An efficient quantum algorithm for preparation of uniform quantum superposition states

Abstract: Quantum state preparation involving a uniform superposition over a non-empty subset of $n$-qubit computational basis states is an important and challenging step in many quantum computation algorithms and applications. In this work, we address the problem of preparation of a uniform superposition state of the form $\ket{\Psi} = \frac{1}{\sqrt{M}}\sum_{j = 0}^{M - 1} \ket{j}$, where $M$ denotes the number of distinct states in the superposition state and $2 \leq M \leq 2^n$. We show that the superposition state $\ket{\Psi}$ can be efficiently prepared with a gate complexity and circuit depth of only $O(\log_2~M)$ for all $M$. This demonstrates an exponential reduction in gate complexity in comparison to other existing approaches in the literature for the general case of this problem. Another advantage of the proposed approach is that it requires only $n=\ceil{\log_2~M}$ qubits.
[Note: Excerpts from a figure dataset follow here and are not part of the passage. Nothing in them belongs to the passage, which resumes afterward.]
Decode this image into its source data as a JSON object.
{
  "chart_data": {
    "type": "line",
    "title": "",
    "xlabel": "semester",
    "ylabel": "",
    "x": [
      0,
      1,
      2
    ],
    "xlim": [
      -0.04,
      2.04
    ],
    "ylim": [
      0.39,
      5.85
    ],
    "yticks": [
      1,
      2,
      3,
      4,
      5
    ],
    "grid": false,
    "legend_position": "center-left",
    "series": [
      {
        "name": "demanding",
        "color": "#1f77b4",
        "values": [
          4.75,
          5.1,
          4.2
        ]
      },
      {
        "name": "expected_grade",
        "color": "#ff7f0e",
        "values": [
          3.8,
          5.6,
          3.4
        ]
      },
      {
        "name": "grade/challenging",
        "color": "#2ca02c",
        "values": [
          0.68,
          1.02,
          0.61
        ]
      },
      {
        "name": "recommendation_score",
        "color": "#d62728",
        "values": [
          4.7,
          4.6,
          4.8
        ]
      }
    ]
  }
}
Furthermore, neither ancilla qubits nor any quantum gates with multiple controls are needed in our approach for creating the uniform superposition state $\ket{\Psi}$. It is also shown that a broad class of nonuniform superposition states that involve a mixture of uniform superposition states can also be efficiently created with the same circuit configuration that is used for creating the uniform superposition state $\ket{\Psi}$ described earlier, but with modified parameters.